Describe, if you would, how this idea came to be -- how and when you knew this was something you not just wanted to do, but felt you needed to do.

As a baseball fan, and baseball card collector, I love numbers. Numbers are part of the draw of baseball. Amidst all the chaos of the game, everything gets broken down into neat and tidy statistical lines. Literally every pitch is accounted for, tallied, and recorded forever. Baseball cards, or at least they used to, served as a sort of annual almanac of this information, and likewise collectors like myself like to organize them by year/set/number. I wanted some way to catalog my Wallach collection beyond an Excel spread sheet, so I decided to start a "blog." The format was more out of convenience than anything, I didn't really expect anyone to notice. Then about a year into it, an envelope showed up out of the blue with cards inside. Then another, it's really taken off from there.

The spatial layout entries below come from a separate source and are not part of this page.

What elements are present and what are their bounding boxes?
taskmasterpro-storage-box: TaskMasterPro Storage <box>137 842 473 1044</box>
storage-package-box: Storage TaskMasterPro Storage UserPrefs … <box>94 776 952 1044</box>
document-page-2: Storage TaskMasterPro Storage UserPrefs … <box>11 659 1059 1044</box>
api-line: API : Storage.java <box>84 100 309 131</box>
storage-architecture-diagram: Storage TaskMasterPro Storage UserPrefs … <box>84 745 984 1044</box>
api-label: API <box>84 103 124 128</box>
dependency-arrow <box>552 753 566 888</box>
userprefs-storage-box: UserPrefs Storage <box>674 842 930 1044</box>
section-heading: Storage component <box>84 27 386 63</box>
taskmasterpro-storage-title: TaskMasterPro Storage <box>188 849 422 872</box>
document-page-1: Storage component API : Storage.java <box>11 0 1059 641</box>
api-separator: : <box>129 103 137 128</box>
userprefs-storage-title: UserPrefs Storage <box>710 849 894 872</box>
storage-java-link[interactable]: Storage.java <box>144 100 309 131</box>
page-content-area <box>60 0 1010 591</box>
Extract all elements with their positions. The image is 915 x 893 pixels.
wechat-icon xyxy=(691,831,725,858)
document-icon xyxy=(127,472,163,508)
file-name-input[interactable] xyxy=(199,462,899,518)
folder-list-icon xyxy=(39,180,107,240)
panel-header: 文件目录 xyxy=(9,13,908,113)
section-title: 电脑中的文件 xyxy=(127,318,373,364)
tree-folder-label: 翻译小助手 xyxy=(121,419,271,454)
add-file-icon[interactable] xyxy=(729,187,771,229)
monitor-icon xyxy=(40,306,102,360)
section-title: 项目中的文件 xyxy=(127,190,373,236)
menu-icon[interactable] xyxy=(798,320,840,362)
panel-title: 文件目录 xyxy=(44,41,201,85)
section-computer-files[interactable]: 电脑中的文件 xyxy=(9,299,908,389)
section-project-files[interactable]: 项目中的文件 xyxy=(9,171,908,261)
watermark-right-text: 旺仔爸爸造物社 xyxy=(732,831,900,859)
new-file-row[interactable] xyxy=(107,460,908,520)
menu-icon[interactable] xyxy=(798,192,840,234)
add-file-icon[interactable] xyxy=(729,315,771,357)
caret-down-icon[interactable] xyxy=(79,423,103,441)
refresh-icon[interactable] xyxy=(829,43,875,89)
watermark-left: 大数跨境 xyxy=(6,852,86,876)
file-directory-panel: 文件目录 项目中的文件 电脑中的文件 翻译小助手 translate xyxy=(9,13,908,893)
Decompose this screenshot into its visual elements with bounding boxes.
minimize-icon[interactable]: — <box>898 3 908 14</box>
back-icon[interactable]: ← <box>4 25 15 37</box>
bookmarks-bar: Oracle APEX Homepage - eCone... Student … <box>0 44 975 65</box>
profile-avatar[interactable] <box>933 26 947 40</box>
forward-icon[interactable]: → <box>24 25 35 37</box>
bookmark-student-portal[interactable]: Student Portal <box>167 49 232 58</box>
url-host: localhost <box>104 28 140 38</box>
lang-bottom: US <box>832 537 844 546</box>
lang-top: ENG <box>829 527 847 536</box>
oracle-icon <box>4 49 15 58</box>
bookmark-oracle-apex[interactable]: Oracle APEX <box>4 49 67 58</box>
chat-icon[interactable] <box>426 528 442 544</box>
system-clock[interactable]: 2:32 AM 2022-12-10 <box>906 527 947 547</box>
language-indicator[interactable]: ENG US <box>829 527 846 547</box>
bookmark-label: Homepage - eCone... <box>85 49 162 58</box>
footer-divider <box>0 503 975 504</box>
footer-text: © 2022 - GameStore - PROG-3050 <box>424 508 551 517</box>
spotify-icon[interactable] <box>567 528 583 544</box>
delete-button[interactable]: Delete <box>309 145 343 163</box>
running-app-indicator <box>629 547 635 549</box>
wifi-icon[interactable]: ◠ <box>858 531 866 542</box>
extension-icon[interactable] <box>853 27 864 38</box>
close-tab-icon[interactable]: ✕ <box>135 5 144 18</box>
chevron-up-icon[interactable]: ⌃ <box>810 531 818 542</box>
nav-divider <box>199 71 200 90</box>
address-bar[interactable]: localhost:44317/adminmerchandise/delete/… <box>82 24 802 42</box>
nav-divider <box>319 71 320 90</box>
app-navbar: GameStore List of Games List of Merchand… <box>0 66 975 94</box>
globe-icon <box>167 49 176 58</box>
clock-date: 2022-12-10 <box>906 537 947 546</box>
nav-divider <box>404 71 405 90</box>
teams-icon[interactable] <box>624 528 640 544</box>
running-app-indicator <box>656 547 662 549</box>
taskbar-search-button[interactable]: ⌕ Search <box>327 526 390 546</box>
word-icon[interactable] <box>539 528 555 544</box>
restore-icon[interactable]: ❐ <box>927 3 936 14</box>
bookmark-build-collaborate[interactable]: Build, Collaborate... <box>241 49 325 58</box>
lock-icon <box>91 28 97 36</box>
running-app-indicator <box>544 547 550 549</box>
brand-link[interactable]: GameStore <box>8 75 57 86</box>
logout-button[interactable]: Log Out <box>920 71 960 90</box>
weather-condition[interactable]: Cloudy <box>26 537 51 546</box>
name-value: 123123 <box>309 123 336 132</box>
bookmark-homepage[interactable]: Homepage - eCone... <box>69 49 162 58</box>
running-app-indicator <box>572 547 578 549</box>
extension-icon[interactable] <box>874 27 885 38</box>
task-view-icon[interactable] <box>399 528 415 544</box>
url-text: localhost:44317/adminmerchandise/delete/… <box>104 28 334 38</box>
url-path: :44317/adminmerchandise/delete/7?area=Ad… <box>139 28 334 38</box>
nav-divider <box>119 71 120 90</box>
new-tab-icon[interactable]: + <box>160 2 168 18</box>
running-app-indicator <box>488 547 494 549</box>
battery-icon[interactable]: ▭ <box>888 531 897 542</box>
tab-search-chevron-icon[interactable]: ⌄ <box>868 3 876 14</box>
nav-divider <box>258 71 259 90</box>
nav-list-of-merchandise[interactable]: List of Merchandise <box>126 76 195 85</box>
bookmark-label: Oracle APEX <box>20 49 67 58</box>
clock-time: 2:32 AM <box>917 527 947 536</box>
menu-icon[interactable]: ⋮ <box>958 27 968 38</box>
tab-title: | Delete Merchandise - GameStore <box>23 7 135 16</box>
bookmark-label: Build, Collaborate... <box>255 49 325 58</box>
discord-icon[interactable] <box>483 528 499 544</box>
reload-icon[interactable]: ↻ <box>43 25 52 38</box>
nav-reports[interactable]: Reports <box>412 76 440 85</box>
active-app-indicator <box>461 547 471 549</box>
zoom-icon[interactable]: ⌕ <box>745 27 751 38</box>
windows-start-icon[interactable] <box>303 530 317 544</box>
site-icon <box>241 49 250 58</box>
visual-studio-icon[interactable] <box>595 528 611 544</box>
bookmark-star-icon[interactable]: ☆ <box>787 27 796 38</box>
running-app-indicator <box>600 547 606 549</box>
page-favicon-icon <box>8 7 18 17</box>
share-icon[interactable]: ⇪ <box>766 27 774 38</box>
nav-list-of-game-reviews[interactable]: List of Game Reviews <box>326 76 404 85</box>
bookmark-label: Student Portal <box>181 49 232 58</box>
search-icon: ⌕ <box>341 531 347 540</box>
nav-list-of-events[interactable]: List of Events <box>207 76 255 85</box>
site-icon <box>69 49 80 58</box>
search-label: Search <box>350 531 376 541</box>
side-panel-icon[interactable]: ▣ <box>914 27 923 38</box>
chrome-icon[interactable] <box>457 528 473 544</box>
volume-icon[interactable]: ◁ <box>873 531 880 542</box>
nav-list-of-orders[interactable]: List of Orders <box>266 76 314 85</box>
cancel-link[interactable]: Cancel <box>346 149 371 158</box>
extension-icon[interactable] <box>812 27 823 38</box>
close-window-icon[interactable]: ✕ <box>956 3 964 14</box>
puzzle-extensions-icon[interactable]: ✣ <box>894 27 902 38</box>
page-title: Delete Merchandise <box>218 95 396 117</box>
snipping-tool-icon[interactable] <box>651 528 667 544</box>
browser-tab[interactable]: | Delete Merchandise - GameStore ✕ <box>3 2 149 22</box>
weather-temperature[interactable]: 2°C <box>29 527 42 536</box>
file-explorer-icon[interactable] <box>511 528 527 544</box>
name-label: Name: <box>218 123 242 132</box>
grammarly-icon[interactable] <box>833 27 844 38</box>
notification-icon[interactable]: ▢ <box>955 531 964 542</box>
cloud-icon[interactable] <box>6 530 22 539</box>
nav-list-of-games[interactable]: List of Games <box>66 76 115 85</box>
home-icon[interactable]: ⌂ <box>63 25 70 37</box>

The baseball card economy is driven by scarcity -- the harder a card is to find and the fewer of those cards that exist, the more they're worth. It follows that if all the world's Tim Wallach cards fell into the hands of one person -- even a well-intentioned one -- their scarcity in the general marketplace would drive up their value. I guess what I'm asking you is how rich you plan to get by doing this, as well as how much you're willing to do -- because the last few Wallach cards not yet in your hands could get kind of steep -- to get all the world's Tim Wallach cards?

This operation is completely in the red, and likely always will be. I have no intention of ever getting rich selling off Wallachs that suddenly have value because I've corned the market. All I really hope to do is continue getting cards for free or at a discounted price. The blog has also created opportunities to buy large lots of Wallach cards from sellers who wouldn't otherwise have ever thought to bother sifting through their collections and pulling Wallachs to post for sale. That said, I do get a kick at the idea of somewhere down the road some collector trying to piece together a set of 1985 Topps and being completely baffled at their inability to locate a Tim Wallach.

Do you have any sense of how many Tim Wallach cards there are out there? He played during a time when multiple baseball card companies were printing huge numbers of cards for every player, after all. Where will you keep all your Tim Wallach cards? And where are you keeping the ones that you have now? If you'd feel more comfortable just saying "in a secure location," I understand.

How many Wallach cards are out there? A lot. For the most part the card companies didn't release production run numbers. However in 1993 Donruss did, and they ran off somewhere around 500,000 sets. That's probably at the high end for production numbers, but even at half that number, it easily puts the number into the millions. Wallach had at least one card in the Topps, Fleer, and Donruss sets every year from 1982-95. Then there's all the other sets that started popping up from 1988 onwards.

In all reality "collecting them all," is not possible. I'd have to lease a warehouse. But putting a dent in the online availability of them is certainly something I'm trying to do. For now, storage isn't too much of a problem. A guest room closet in my house still holds them all. I have downsized my own collection of cards significantly to make room, but it's a trade-off I'm more than willing to make.